The meaning of that last short phrase, “before me,” is something of a puzzle. It literally means “against my face” or “beside my face”, possibly “toward my face”. What might this signify? Some have argued that, contrary to some interpretations of the next commandment, various references to the “face” of God in Psalms and other biblical texts belong to a body of evidence that suggests that early Israelites had a cult statue of YHWH.1

In this line of reasoning, God’s “face” before, against, or beside which there may be for God’s people no other deity would refer in part to the face of God’s cultic statue or similar symbolic representation of God in the sanctuary. The commandment would then prohibit reverence of other deities in the sanctuary spaces of Israel, including in the temple that would later be built in Jerusalem. This sanctuary was to be the fundamental point of orientation for God’s people. The house of God that is the temple contrasts with the “house of slavery” from which God freed the Israelites. They are thus called to turn aside from the powers and principalities that would endorse and even demand bondage and exploitation, and instead orient their common life toward one God alone: the God who frees slaves.

Language of “face” is also frequently used to signify the site of encounter and recognition that together make relationship and morality possible.2 The strong connection between encounter with God, identified as “seeing God’s face,” or meeting God “face to face,” and ethical relationship among humans is developed in Genesis 32 and 33 (see especially Genesis 32:30-31, 33:10) and in Moses’ reception of the law at Sinai (especially Exodus 33-34). With this symbolism in view, “before my face” takes on significance beyond simply orientation.

When Jacob met God “face to face,” he bore in his own body the wound of his encounter. But he was also blessed, and received a new name to signal the transformation he experienced (cf. the later transformation of Moses, whose “face to face” encounter with God will transform his own face, Exodus 33:11, 34:29-35). This encounter with God made possible his recognition of the personhood of his brother Esau, and from that recognition arose their reconciliation (Exodus 33:10).

The close linking in the Decalogue of relationship with God to the relationships among God’s people strengthens the possibility that this unusual prepositional phrase has a deeper significance. Allowing another deity or power to obscure or obstruct God’s face prevents encounter and recognition. It leads instead to misrecognition — falsely identifying God with powers that are not God, whether they be forces of nature, human inventions, temporal rulers, personified fears, or wish fulfillments. When these powers overtake the space between ourselves and our God, they prevent us from recognizing, encountering, and honoring one another.

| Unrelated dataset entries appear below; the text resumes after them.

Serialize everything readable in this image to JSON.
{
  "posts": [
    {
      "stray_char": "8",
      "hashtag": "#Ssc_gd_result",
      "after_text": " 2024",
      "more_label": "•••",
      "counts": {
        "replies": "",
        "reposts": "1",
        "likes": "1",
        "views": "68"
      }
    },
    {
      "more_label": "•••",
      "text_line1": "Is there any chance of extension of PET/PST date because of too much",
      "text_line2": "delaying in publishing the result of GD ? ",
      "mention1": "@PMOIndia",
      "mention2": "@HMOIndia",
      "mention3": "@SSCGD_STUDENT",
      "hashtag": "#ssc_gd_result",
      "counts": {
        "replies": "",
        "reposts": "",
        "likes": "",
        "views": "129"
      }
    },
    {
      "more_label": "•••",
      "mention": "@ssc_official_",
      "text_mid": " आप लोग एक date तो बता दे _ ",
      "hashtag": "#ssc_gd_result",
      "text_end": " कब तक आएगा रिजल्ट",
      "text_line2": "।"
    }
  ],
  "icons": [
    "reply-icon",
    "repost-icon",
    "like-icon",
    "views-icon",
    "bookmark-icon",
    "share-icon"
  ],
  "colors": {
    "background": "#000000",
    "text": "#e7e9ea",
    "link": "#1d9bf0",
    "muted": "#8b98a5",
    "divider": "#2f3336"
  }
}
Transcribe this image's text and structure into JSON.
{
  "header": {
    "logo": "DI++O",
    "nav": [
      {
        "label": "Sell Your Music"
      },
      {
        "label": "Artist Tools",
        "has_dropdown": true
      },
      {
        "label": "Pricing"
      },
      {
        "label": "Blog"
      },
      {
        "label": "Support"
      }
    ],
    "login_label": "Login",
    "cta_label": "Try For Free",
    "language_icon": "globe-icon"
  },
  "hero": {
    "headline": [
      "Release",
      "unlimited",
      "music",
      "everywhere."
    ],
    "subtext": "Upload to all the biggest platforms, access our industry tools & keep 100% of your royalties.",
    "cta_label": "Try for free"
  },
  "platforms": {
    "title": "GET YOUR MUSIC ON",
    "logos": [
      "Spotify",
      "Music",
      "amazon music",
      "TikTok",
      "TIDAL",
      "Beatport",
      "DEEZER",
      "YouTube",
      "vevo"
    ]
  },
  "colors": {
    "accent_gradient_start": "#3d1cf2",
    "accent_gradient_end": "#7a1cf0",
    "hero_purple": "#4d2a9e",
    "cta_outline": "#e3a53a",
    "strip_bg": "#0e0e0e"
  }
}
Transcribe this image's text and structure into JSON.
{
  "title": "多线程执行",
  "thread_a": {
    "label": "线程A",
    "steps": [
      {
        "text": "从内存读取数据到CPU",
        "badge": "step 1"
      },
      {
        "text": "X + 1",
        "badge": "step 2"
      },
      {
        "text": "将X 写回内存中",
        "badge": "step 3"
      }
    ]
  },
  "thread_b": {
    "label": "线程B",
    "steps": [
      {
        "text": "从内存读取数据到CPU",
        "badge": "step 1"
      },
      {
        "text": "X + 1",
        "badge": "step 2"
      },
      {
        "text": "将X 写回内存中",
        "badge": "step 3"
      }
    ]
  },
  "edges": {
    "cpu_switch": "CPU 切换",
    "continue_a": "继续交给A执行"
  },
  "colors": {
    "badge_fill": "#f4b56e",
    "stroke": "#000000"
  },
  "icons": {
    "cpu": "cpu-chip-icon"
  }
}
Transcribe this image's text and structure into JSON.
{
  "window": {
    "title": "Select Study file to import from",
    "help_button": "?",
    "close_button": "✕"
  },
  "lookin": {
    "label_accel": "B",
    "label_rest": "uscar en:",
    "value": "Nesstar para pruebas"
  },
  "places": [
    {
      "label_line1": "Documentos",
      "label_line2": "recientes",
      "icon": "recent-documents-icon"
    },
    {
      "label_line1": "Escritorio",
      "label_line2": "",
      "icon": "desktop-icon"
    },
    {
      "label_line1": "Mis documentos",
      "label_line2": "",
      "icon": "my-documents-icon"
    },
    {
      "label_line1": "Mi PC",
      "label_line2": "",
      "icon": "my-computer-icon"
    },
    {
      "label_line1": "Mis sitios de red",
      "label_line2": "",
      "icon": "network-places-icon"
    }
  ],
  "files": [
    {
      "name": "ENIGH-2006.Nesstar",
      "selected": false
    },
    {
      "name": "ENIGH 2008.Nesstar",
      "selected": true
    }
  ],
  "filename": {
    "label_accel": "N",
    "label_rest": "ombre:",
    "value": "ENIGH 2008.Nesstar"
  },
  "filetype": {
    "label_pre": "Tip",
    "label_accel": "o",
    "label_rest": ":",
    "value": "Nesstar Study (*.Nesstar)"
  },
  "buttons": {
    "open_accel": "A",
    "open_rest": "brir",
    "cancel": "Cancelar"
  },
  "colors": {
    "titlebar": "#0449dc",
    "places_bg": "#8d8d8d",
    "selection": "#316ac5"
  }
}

As you prepare to preach this week, you might ask, is your congregation oriented toward the God who sets slaves free? What powers have crowded your sanctuary? How have other deities led us to misrecognize God and one another? Will we allow our encounter with God to transform our life in community?


1. See, e.g., Herbert Niehr, “In Search of Yahweh’s Cult Statue in the First Temple,” in Karel van der Toorn, The Image and the Book: Iconic Cults, Aniconism, and the Rise of Book Religion in Israel and the Ancient Near East (Leuven: Peeters, 1997), 73-95.

2. Cf. the influential work of Emmanuel Levinas, Totality and Infinity: An Essay on Exteriority, translated by Alphonso Lingis (Martinus Nijhoff Publishers and Duquesne University Press, 1969).